3. Statistics from the Bank for International Settlements indicate that there are now nearly US$650 trillion worth of ‘over the counter’ derivatives (those negotiated privately between financial institutions, which include only roughly half the outstanding total) in existence. This alone is more than ten times the value of world GDP (BIS QUARTERLY REVIEW, 2012).
4. As we have seen with the recent financial crisis, at the extreme the financial sector cannot insure its own losses, despite the theory of derivatives as risk management tools, and the taxpayer has to subsidise the system as well as cover their own losses from financial instability.
5. See remarks by Premier Wen Jiabao immediately before the NPC (INTERNATIONAL BUSINESS TIMES, 2012).
6. This section is drawn from Kinley; Dowell-Jones, 2012.
7. See, for example, the human rights advances in respect of economic and social rights in particular, as outlined in China’s most recent ‘White Paper’ on human rights in 2009 (CHINA, 2010), and as projected in its National Human Rights Action Plan (2012-15) (CHINA, 2012).
8. “Internal Reference on Reforms – Report for Senior Leaders”, (re)released in August 2012 (ECONOMIST, 2012).
9. This was the consequence of what Popper called “the paradox of freedom” (POPPER, 1945, Notes to the Chapters, Chap. 7, Note 4).

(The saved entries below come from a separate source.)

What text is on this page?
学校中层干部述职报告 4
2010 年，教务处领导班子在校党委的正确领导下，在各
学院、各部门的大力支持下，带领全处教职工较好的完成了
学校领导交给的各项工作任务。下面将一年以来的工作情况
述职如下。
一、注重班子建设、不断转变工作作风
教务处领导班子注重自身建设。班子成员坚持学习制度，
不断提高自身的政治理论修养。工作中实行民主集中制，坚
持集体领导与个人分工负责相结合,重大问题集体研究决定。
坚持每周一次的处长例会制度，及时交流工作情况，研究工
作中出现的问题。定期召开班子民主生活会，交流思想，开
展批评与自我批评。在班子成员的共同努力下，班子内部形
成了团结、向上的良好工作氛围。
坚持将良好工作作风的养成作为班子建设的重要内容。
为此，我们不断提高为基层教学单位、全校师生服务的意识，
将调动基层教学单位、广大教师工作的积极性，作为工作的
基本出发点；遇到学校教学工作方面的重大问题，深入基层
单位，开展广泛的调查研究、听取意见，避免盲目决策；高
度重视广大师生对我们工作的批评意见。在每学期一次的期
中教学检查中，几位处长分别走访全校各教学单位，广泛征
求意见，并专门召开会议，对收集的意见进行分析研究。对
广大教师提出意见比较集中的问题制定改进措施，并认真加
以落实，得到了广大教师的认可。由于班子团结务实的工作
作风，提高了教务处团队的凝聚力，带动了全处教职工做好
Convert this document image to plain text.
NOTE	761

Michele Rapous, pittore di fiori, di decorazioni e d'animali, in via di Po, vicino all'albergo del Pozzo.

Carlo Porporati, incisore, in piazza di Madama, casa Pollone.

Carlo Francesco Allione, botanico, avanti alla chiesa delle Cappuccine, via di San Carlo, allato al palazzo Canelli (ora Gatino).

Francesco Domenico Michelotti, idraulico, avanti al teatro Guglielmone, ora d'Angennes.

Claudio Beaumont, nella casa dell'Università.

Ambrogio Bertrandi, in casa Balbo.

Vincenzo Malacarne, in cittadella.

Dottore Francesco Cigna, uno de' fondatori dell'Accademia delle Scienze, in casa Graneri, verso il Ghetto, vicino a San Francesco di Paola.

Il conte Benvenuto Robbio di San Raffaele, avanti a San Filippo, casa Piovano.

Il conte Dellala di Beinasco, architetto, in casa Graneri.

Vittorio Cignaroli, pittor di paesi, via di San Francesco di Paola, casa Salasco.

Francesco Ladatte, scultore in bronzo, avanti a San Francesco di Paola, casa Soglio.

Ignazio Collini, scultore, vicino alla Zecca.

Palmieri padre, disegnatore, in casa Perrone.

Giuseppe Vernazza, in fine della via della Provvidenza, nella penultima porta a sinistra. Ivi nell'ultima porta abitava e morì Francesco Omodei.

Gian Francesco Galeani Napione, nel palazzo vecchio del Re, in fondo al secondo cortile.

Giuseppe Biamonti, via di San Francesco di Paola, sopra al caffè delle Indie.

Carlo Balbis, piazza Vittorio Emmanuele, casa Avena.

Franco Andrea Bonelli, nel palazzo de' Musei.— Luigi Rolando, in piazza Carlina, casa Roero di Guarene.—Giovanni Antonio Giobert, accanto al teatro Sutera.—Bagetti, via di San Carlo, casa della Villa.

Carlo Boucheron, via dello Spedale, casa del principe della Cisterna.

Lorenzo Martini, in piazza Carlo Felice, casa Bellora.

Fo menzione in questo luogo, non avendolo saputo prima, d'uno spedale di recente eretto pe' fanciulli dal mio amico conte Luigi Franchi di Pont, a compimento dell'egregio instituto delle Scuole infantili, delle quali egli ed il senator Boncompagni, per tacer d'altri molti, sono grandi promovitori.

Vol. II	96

10. While reviewing how well his arguments have withstood the test of time since their first airing 40 years earlier, Friedman reflects: “[i]f there is one major change I would make, it would be to replace the dichotomy of economic freedom and political freedom with the trichotomy of economic freedom, civil freedom and political freedom. After I finished the book, Hong Kong, before it was returned to China, persuaded me that while economic freedom is a necessary condition for civil and political freedom, political freedom, desirable though it may be, is not a necessary condition for economic and civil freedom” (FRIEDMAN, 2002, p. ix).
11. “Not only is free agency itself a ‘constitutive’ part of development, it also contributes to the strengthening of free agencies of other kinds” (SEN, 1999, p. 4).